At OCD Excellence, I talk a great deal about behaviour work, also known as exposure work, ERP, de-sensitisation and habituation. As a practice, we stress the importance of this component as part of a successful OCD treatment programme. We also ‘walk the talk’ since, as therapists with OCD, we've backed up our theory with practice over time to maintain our own ‘OCD wellness’. With regard to our clients, we have compiled a 500 + list of behaviour tasks, compiled over 17 years and delineated by sub-type or trigger.
However, there still seems to be some confusion around behaviour work and I would like to try and offer some clarity as follows:
Behaviour work is the ‘B’ component of CBT (Cognitive Behaviour Therapy) or our OCD Excellence-preferred REBT (Rational Emotive Behaviour Therapy)

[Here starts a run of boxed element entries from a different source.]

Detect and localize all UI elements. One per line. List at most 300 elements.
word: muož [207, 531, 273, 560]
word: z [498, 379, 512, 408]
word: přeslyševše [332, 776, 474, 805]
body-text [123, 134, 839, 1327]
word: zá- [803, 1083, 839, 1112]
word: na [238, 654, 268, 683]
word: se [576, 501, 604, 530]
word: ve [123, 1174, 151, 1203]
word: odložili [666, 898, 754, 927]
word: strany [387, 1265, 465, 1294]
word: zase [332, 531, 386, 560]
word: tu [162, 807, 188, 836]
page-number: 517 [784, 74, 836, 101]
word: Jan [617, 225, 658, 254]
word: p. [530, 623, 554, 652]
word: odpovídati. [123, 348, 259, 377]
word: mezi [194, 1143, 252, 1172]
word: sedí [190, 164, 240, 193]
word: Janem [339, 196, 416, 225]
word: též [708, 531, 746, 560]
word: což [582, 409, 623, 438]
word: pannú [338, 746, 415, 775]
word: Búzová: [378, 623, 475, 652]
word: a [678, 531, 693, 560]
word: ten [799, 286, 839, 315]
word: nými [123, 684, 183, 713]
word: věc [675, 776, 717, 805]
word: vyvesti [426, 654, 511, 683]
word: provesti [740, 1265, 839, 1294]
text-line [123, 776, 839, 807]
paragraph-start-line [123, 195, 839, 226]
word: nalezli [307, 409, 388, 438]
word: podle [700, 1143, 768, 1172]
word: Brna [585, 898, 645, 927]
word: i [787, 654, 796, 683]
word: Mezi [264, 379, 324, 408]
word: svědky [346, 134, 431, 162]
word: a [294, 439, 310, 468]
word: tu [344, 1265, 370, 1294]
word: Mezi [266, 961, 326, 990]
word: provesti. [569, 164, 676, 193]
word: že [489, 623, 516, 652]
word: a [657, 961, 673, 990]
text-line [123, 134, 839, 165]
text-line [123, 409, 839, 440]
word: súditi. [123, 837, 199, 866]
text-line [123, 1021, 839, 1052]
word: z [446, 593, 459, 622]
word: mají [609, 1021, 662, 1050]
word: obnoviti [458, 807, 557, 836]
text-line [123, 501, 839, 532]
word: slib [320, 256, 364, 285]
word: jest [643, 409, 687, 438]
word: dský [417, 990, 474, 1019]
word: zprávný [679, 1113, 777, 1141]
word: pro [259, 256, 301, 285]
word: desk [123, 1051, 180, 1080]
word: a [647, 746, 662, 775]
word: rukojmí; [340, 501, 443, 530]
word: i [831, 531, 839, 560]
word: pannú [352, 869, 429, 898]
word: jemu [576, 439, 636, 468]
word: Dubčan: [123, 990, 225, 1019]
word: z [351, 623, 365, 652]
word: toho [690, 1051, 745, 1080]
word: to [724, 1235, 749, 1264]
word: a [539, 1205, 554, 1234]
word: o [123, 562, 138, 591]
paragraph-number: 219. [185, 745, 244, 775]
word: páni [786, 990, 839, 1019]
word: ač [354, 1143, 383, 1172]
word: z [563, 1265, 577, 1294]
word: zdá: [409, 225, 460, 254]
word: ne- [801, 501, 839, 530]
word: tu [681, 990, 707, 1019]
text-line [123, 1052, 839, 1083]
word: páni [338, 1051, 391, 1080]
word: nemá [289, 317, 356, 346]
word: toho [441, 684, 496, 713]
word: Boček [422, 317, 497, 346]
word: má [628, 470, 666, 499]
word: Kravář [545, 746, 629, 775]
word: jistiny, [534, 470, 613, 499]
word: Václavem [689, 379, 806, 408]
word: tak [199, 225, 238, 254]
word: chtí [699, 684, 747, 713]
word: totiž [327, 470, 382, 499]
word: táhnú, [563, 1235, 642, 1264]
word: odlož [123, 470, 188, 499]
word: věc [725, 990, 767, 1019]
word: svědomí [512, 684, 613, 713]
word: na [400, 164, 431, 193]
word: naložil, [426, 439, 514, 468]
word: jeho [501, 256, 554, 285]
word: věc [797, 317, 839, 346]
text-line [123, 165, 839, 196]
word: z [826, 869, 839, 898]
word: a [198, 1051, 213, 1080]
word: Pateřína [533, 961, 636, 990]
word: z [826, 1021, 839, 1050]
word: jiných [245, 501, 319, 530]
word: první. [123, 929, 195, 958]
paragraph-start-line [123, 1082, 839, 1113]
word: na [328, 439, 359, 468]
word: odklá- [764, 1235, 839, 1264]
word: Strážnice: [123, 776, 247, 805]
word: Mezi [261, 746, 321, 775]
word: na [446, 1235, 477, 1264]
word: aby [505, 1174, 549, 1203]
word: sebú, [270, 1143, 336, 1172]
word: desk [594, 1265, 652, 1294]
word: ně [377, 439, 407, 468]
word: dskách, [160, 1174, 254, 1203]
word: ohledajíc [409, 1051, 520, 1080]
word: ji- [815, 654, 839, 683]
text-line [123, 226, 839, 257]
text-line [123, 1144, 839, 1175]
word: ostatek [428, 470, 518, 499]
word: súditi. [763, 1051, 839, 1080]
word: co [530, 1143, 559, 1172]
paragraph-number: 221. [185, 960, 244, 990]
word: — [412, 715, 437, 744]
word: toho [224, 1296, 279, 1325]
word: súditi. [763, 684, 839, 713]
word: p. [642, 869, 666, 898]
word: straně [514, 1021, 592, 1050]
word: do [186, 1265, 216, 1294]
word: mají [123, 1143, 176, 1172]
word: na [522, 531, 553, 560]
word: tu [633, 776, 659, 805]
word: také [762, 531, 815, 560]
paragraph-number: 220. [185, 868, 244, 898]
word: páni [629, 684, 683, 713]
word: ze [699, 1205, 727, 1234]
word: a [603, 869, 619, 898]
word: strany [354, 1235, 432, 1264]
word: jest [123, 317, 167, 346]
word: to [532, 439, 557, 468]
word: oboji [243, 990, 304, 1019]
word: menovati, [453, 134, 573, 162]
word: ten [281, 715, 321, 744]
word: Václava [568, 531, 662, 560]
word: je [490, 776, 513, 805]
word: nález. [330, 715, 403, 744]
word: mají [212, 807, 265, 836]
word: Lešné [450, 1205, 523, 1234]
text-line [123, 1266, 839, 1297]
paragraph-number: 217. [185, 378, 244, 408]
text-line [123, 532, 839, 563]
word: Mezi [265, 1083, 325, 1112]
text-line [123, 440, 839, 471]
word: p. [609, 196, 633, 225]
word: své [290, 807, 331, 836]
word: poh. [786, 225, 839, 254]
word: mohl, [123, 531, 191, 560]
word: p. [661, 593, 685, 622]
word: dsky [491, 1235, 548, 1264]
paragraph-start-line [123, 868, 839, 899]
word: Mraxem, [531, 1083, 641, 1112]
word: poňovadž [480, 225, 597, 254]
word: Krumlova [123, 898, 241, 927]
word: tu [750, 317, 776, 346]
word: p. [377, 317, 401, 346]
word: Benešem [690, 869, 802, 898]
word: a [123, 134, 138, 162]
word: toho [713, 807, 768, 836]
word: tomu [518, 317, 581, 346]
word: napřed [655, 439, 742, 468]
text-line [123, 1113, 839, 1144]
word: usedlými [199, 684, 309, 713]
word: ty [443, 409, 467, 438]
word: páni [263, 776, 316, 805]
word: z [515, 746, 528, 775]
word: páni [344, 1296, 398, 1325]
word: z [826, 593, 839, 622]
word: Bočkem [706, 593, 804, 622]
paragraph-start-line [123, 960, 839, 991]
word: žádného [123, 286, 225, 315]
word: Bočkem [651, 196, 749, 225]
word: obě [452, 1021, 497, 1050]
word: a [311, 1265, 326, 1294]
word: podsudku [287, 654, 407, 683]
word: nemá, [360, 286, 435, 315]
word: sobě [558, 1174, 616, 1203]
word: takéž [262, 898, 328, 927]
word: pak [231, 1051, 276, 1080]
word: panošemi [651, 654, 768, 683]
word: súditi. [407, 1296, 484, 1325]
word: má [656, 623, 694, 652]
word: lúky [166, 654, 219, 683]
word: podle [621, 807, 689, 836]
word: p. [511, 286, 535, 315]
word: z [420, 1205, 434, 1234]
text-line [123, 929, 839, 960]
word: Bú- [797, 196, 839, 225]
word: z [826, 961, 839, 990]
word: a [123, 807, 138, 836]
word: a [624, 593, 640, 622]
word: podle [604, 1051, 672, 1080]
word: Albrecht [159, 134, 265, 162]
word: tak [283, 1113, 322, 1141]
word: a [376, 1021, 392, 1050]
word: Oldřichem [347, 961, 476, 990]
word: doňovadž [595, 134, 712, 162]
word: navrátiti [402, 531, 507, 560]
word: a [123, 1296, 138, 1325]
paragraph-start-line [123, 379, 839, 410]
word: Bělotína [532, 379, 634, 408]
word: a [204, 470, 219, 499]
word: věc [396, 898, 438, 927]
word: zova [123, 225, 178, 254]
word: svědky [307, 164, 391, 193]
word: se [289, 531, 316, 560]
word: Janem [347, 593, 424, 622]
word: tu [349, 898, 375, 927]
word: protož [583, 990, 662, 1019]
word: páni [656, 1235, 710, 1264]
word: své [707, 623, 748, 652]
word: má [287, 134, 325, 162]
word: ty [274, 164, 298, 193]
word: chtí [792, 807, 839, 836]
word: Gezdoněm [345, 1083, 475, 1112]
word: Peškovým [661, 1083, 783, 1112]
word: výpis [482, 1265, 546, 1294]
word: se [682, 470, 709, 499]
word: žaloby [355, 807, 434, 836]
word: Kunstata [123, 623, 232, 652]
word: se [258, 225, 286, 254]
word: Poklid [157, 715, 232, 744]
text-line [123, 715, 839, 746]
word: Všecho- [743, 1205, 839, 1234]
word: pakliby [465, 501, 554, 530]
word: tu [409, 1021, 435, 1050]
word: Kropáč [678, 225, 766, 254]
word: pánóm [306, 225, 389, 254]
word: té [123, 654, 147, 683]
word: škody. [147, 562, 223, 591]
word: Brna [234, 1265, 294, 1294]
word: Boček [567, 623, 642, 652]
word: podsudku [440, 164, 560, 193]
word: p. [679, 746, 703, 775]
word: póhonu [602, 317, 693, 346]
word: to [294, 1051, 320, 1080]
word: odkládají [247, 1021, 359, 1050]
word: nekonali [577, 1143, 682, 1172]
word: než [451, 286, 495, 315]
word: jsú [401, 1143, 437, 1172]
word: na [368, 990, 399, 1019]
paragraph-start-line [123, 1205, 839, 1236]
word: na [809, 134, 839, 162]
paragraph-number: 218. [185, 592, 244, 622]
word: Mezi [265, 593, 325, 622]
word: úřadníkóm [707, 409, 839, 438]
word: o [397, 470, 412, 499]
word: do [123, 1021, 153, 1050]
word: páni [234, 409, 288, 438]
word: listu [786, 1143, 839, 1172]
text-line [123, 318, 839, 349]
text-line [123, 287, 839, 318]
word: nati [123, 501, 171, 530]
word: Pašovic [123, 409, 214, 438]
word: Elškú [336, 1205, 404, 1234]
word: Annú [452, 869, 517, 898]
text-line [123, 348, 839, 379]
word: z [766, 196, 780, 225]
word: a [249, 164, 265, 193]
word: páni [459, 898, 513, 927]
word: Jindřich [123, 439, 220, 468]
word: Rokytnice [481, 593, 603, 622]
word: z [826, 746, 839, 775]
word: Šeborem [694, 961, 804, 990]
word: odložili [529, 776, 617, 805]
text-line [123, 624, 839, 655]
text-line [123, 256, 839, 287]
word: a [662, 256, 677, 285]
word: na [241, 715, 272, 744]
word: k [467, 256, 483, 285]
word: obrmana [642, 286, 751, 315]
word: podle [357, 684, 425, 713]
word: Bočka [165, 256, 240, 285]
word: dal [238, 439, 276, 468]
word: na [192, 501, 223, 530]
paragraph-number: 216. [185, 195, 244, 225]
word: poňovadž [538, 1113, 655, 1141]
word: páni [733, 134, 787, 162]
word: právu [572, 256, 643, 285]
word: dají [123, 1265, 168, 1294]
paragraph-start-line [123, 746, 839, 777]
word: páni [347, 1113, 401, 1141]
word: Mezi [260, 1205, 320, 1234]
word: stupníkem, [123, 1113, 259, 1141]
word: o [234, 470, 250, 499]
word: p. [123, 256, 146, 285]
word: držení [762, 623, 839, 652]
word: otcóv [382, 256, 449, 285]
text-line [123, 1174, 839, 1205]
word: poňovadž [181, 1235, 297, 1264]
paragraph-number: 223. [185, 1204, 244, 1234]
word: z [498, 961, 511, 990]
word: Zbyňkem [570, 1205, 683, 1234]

The ‘B’ (Behaviour) and ‘C’ (Cognitive) work are designed to be done concurrently and mutually reinforce the other
The premise behind behavioural therapy is that dysfunctional behaviour can be both learned and unlearned
An effective OCD behavioural plan will involve the concepts of both classical conditioning, e.g., flooding and desensitisation, and operant conditioning, e.g., a therapist-led system to reinforce positive and helpful behaviours
Targeted behaviour work is always required for treating OCD, even for clients with no physical compulsions
As yet, there is no alternative to behaviour work although clients understandably try to circumvent or avoid it. No amount of cognitive work alone will produce optimum results
Even with ‘Pure O’ OCD, where there are no physical compulsions, behaviour work is still recommended since there will be mental compulsions
Since behaviour work is uncomfortable, clients can opt to start gently and step up over time but there is no scientific evidence that this step-up approach is more effective. It’s a little like tentatively wading into cold water – it’s ultimately less painful and quicker to jump right in
If therapists set the correct tasks and clients are mentally prepared, behaviour work is highly effective with a steep recovery curve…
….however, unless the behaviour work is supported with an equal amount of robust and skilled cognitive work, the results will be short-lived due to the adaptation of OCD (OCD is treatment resistant) into enhanced or entirely new triggers
If a client has a history of family, friend or partner collusion (others becoming involved with OCD) and this level of collusion remains unchanged throughout therapy, then the success of behaviour work will be limited or entirely undermined. This is why we work with carers to set specific guidelines and skills
The legacy of the behaviourists has resulted in an assumption that behaviour work or ERP alone will be sufficient for clients with OCD to make a full recovery. In the case of OCD, this is simply not the case! When I worked in the US, the term ‘behaviour modification’ described the entire approach of some therapeutic practices. Behaviour work is a vital and unavoidable treatment component but it is part of a solution which must include extensive cognitive work and a ready focus on environmental & clinical factors, such as collusion and medication.